Aqui, a citometria de fluxo de imagem multiespectral com uma característica analítica que compara imagens de detalhes brilhantes de 3 marcadores de autofagia e quantifica sua co-localização, juntamente com a contagem de pontos LC3, foi usada para medir autofagia de forma objetiva, quantitativa e estatisticamente robusta.
A autofagia é uma via catabólica em que os componentes celulares normais ou disfuncionais que se acumulam durante o crescimento e a diferenciação são degradados através do lisossoma e são reciclados. Durante a autofagia, a proteína LC3 citoplasmática é lipidada e recrutada para as membranas autofagosomáticas. O autofagosoma, em seguida, se funde com o lisossoma para formar o autolisômio, onde ocorre a quebra da vesícula autofagosoma e seu conteúdo. A proteína p62 associada à ubiquitina, que se liga ao LC3, também é usada para monitorar o fluxo autofágico. As células submetidas a autofagia devem demonstrar a co-localização de p62, LC3 e marcadores lisossômicos. A microscopia de imunofluorescência tem sido utilizada para identificar visualmente LC3 puncta, p62 e / ou lisossomos por célula.
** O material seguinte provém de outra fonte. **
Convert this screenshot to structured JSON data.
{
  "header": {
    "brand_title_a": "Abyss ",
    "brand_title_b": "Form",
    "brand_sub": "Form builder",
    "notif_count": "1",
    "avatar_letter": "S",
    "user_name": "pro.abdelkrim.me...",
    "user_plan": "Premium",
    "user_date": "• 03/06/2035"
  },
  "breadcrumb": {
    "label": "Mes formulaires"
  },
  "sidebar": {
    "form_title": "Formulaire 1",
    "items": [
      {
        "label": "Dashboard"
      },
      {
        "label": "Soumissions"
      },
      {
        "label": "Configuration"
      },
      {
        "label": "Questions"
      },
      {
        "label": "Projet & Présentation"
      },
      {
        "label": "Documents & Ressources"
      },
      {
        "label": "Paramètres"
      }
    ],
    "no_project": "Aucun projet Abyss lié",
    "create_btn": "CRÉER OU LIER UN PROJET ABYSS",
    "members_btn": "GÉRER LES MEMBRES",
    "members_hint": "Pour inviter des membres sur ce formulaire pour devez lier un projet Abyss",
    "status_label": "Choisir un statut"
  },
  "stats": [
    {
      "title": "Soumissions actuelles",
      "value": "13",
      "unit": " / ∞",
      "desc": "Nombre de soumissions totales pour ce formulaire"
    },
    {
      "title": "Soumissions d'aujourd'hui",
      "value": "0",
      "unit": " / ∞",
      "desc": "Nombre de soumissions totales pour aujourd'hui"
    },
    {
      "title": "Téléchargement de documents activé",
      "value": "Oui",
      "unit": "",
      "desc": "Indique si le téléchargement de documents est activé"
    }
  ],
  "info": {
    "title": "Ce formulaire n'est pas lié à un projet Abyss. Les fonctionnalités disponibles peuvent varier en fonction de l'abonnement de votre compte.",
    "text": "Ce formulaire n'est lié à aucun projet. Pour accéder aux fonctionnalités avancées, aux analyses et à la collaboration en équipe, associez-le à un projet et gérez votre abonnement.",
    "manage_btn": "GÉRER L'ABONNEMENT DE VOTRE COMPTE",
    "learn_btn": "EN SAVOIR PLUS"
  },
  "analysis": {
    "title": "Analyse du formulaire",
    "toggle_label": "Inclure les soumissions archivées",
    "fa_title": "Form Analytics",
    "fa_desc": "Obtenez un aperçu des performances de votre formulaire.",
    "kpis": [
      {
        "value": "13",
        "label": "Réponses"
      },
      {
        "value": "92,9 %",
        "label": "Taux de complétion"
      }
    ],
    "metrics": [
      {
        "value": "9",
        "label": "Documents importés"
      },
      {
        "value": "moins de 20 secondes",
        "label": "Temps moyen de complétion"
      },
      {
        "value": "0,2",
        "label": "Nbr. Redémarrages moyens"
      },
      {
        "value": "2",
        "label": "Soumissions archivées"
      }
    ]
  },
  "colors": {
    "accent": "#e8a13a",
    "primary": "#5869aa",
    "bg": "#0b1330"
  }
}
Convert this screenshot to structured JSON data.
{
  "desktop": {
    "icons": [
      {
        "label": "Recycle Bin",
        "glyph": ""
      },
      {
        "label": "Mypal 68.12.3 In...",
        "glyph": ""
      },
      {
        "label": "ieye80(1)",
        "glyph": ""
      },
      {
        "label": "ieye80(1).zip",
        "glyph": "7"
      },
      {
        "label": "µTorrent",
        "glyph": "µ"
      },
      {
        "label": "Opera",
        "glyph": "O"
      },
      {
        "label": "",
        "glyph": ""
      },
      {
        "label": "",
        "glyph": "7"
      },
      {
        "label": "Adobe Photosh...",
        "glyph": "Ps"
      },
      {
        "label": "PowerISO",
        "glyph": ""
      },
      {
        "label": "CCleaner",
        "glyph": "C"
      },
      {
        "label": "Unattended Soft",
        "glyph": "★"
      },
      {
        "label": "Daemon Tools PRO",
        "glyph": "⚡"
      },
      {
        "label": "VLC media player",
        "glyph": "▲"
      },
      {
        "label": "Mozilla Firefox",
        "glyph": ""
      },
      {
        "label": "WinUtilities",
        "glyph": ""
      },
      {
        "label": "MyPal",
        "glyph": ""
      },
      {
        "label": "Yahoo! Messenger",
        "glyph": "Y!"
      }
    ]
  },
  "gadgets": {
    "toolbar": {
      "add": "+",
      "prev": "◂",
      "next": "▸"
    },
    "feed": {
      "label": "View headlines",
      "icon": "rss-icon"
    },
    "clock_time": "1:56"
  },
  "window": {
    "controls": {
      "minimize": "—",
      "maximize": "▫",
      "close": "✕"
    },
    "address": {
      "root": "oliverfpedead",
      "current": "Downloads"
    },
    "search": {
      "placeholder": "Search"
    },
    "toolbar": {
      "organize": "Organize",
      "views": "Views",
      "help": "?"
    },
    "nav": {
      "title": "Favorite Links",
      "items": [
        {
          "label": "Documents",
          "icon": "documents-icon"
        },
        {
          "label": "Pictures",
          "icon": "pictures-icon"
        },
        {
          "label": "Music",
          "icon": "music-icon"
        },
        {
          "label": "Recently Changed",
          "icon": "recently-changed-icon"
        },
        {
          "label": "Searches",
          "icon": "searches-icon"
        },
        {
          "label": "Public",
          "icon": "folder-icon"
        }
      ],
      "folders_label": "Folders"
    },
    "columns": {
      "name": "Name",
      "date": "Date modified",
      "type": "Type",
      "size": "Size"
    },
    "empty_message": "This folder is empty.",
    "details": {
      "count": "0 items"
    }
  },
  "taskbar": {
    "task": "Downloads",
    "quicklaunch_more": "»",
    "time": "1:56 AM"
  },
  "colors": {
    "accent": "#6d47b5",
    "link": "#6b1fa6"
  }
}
No entanto, uma avaliação objetiva e estatisticamente rigorosa pode ser difícil de obter. Para superar esses problemas, a citometria de fluxo de imagem multiespectral foi utilizada juntamente com uma característica analítica que compara oImagens de cauda de três marcadores de autofagia (LC3, p62 e LAMP1 lisosomal) e quantifica sua co-localização, em combinação com a contagem de pontos LC3 para medir autofagia de forma objetiva, quantitativa e estatisticamente robusta.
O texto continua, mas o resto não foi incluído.